We think you need these skills to ace Data Scientist (Credit Risk)
Some tips for your application 🫡
Highlight Relevant Experience: Make sure to emphasize your experience in developing credit risk models, particularly within the lending sector. Use specific examples that showcase your skills in SQL and Python.
Showcase Your Technical Skills: Clearly outline your proficiency in SQL and Python. Mention any relevant projects or achievements where you utilized these skills to develop scorecards or analyze large datasets.
Tailor Your CV: Customize your CV to align with the job description. Focus on your analytical skills and any experience in fintech environments, as this is crucial for the role.

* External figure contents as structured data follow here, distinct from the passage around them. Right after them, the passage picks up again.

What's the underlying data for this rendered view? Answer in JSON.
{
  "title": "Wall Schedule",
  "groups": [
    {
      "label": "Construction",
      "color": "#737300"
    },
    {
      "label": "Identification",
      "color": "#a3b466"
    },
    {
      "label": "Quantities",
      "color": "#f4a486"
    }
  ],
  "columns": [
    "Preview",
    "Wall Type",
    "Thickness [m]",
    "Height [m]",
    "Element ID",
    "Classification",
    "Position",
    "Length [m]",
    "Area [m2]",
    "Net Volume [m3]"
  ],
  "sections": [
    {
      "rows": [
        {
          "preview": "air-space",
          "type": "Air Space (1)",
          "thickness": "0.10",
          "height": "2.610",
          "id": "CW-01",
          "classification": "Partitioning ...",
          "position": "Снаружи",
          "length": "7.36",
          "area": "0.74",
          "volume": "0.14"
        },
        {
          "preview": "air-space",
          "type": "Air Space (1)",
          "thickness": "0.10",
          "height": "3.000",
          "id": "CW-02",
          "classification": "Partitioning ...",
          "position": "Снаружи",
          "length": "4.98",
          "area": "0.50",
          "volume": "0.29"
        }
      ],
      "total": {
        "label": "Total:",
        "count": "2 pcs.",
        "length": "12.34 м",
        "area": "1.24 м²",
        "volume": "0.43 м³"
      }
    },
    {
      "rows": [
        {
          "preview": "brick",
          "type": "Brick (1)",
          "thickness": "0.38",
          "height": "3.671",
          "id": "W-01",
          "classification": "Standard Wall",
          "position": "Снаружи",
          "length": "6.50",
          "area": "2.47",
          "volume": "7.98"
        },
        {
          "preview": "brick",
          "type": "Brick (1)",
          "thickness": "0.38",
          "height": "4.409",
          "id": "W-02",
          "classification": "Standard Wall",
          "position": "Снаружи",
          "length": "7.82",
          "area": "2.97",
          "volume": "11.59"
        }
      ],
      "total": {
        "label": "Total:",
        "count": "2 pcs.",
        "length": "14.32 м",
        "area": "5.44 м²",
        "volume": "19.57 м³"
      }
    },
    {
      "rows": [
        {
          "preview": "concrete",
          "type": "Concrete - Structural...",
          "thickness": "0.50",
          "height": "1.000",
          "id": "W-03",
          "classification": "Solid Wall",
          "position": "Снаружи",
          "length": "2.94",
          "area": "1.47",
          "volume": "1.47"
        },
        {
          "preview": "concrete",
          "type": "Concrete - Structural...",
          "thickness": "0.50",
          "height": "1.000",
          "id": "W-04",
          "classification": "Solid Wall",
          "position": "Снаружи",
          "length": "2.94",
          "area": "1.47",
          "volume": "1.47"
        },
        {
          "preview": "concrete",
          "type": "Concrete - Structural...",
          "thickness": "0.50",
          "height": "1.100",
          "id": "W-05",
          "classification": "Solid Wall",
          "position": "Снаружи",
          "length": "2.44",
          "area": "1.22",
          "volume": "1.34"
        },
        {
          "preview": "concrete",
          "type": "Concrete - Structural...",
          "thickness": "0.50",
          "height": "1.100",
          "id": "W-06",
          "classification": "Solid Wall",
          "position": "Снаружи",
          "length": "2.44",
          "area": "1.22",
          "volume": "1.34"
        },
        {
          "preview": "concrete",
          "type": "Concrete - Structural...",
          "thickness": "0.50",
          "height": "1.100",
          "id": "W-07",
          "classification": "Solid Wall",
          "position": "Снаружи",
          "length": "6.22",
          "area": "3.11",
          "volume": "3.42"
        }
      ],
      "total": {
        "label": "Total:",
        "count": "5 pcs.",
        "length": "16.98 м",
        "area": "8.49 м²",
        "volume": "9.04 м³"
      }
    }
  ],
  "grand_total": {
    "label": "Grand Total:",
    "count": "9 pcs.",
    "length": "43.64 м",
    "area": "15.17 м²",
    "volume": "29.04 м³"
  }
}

Craft a Compelling Cover Letter: Write a cover letter that not only summarizes your qualifications but also expresses your enthusiasm for the role. Discuss how your background makes you a perfect fit for the Credit Risk Data Scientist position.
How to prepare for a job interview at Harnham
✨Showcase Your Technical Skills
Be prepared to discuss your experience with SQL and Python in detail. Bring examples of projects where you've developed credit risk models or scorecards, and be ready to explain your thought process and the impact of your work.
✨Understand the Fintech Landscape
Research the lending fintech industry and be familiar with current trends and challenges. This will help you demonstrate your knowledge and show that you're genuinely interested in the company and its mission.
✨Prepare for Behavioral Questions
Expect questions about how you've worked in fast-paced environments and collaborated with other teams. Use the STAR method (Situation, Task, Action, Result) to structure your answers and highlight your problem-solving skills.
✨Ask Insightful Questions
Prepare thoughtful questions to ask your interviewers about the company's approach to credit risk modeling and their expectations for the role. This shows your enthusiasm and helps you assess if the company is the right fit for you.